HTStream is able to collect statistics in JSON format while running through the chained tasks. Each task results in a (named) dictionary with task-specific statistics, for example:

{
"hts_Stats_14865": 
  {"Notes": "BeforeQC", "totalFragmentsInput": 138720, "totalFragmentsOutput": 138720},
"hts_PolyATTrim_14866":
  {"Notes": "polyATTrim", "totalFragmentsInput": 138720, "totalFragmentsOutput": 138263, "Single_end": {"SE_rightTrim": 290652, "SE_discarded": 457}}
}

sc-preprocess contains logic to extract information from the collected JSON and show it in a nice table:

Sample BeforeQC_totalFragmentsOutput polyATTrim_totalFragmentsOutput polyATTrim_Single_end:SE_discarded
Cell1 138720 138263 457
Cell2 523741 522535 1206
Cell3 259680 259265 415

The config file contains the information on which columns (dictionary keys) to extract in the htstream section:

htstream:
  collect:
    - totalFragmentsOutput
    - Single_end:SE_discarded

A colon (:) in the column name indicates nested dictionaries, that have to be traversed down in order to fetch the right value.
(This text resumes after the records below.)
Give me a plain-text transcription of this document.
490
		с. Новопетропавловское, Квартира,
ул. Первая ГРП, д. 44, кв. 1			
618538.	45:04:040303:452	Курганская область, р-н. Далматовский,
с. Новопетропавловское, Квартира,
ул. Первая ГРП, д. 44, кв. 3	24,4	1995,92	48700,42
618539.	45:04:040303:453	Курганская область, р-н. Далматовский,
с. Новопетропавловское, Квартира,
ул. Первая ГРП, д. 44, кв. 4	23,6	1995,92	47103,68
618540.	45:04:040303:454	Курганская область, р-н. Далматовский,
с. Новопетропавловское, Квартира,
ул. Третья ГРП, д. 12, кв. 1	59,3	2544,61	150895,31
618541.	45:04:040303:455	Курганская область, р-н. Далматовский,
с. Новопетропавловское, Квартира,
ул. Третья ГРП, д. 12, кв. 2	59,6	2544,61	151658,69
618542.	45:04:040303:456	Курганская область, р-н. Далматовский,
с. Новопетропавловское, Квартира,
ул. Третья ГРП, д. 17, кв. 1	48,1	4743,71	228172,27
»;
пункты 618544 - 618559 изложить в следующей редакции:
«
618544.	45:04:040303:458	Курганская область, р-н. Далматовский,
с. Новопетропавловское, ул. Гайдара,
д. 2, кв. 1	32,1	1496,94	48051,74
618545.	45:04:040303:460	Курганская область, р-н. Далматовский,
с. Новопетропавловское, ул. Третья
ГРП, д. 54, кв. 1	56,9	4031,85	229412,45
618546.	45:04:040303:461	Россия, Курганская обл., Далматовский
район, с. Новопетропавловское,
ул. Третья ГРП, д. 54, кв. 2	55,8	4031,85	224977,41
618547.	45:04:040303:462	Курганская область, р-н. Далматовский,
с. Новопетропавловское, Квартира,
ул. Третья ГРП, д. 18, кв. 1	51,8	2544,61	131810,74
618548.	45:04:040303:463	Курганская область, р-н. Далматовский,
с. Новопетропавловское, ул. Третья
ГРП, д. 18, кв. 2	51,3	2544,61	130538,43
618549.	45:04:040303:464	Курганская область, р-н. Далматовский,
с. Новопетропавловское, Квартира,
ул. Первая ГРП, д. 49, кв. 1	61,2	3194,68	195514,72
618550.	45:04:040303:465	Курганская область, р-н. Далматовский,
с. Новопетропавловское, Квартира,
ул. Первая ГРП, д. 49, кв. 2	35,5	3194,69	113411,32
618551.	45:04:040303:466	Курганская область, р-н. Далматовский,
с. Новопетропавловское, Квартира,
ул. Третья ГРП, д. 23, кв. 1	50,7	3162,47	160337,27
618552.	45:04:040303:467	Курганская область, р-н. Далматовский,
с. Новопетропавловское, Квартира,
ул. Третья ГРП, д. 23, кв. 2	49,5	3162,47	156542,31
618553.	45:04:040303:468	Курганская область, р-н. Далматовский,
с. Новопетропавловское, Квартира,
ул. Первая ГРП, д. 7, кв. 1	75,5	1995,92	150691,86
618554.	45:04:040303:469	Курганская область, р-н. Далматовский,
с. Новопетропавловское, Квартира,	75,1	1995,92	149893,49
Additionally, the value of the Notes key will be used as column prefix (e.g. BeforeQC and polyATTrim in the example above).

Salmon

Similar to HTStream, Salmon also provides its statistics in JSON format. Extraction of values of interest works similiarly:

The configuration

salmon:
  collect:
    - 'num_processed'
    - 'num_mapped'
    - 'percent_mapped'

will result in a table with four columns: Sample, num_processed, num_mapped and percent_mapped.